Today: Jun 23, 2024

Central Banks Glide Through Tricky Terrain: Hikes to Cuts

1 min read

TLDR: Major central banks around the world have almost reached the end of their tightening cycle, having raised interest rates by thousands of basis points. However, contrary to market expectations, some central banks have pushed back against the idea of rate cuts in the near future. The European Central Bank (ECB) recently decided to keep interest rates steady and reaffirmed its commitment to targeting inflation. The Bank of Canada has also indicated a shift in focus towards when it can begin easing rates. Market expectations for rate cuts vary across countries, with the Federal Reserve, Bank of England, and the Swiss National Bank seeing bets for rate cuts, while the Bank of Japan has signaled that it may end negative interest rates.

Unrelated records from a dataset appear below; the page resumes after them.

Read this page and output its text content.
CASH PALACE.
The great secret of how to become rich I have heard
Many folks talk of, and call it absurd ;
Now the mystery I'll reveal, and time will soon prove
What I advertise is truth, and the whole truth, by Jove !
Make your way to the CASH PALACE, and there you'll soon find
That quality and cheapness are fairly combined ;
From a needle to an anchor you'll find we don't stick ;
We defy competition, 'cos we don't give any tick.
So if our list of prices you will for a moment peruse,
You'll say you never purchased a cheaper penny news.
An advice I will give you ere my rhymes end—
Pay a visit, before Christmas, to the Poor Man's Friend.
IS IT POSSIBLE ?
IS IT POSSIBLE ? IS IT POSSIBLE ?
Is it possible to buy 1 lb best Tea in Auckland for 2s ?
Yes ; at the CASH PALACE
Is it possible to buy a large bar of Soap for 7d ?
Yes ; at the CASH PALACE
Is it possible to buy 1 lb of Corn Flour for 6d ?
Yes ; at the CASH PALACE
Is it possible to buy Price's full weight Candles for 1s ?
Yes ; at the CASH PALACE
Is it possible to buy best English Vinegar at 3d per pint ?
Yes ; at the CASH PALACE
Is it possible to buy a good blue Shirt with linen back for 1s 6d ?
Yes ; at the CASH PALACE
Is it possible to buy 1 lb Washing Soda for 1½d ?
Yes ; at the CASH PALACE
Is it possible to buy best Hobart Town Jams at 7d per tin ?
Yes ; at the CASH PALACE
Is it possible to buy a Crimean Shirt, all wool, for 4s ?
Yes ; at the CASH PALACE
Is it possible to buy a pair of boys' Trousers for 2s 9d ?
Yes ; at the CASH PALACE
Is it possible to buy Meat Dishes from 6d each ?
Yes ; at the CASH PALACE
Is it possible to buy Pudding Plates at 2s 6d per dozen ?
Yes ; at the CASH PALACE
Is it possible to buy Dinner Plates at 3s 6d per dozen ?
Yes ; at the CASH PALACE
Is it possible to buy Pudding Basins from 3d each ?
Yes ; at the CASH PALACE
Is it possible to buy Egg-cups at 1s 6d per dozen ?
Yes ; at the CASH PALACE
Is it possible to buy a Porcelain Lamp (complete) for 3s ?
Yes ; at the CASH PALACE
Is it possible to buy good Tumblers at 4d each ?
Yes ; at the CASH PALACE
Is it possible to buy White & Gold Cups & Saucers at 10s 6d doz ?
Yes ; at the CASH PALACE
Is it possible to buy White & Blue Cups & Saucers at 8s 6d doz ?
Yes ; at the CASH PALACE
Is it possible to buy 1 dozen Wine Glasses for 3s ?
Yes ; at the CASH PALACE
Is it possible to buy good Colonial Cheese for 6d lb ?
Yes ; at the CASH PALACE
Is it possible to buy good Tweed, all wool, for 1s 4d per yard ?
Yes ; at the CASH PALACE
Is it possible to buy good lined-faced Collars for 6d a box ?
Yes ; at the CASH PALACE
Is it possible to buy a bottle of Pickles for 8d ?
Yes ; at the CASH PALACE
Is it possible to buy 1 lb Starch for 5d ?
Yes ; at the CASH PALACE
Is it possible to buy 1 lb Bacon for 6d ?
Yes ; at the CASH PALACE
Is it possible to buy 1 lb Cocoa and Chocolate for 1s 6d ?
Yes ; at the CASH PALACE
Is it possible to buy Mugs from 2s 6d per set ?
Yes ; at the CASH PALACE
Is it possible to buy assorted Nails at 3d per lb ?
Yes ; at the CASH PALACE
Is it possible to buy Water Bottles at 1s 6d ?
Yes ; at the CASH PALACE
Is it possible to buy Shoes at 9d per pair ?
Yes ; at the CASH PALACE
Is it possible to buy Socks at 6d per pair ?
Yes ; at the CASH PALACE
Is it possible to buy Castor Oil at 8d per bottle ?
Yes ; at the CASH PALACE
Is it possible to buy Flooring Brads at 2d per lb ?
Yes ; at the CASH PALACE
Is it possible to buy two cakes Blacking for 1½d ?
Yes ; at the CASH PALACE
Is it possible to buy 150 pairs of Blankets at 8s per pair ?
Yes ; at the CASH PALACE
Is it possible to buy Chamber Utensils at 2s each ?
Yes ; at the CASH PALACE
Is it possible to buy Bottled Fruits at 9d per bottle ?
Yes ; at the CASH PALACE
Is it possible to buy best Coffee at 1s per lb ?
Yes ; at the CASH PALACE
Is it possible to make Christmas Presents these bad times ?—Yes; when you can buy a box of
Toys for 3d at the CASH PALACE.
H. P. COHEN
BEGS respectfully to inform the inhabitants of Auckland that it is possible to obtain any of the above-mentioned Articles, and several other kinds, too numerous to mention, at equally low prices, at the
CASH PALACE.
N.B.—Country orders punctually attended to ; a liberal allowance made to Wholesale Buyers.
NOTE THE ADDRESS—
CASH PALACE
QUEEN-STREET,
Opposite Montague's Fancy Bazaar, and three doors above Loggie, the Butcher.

The Federal Reserve is closely watching inflation data before deciding on rate cuts, while the Reserve Bank of New Zealand is expected to hold rates steady at its next meeting before potentially cutting rates in May. In the UK, market expectations for an early rate cut have been dampened by an uptick in consumer price inflation. In Canada, the Bank of Canada is looking at when to cut borrowing costs rather than whether to hike rates again. The ECB, Norges Bank, and Reserve Bank of Australia have left rates unchanged, with the ECB maintaining its commitment to fighting inflation. The Riksbank of Sweden has signaled potential rate hikes, but economists remain skeptical. The Swiss National Bank has no immediate plans for further rate hikes, and the Bank of Japan may soon end negative interest rates.

Major central banks have hiked borrowing costs by 4,015 basis points so far this cycle, with Japan expected to end its negative rate policy soon.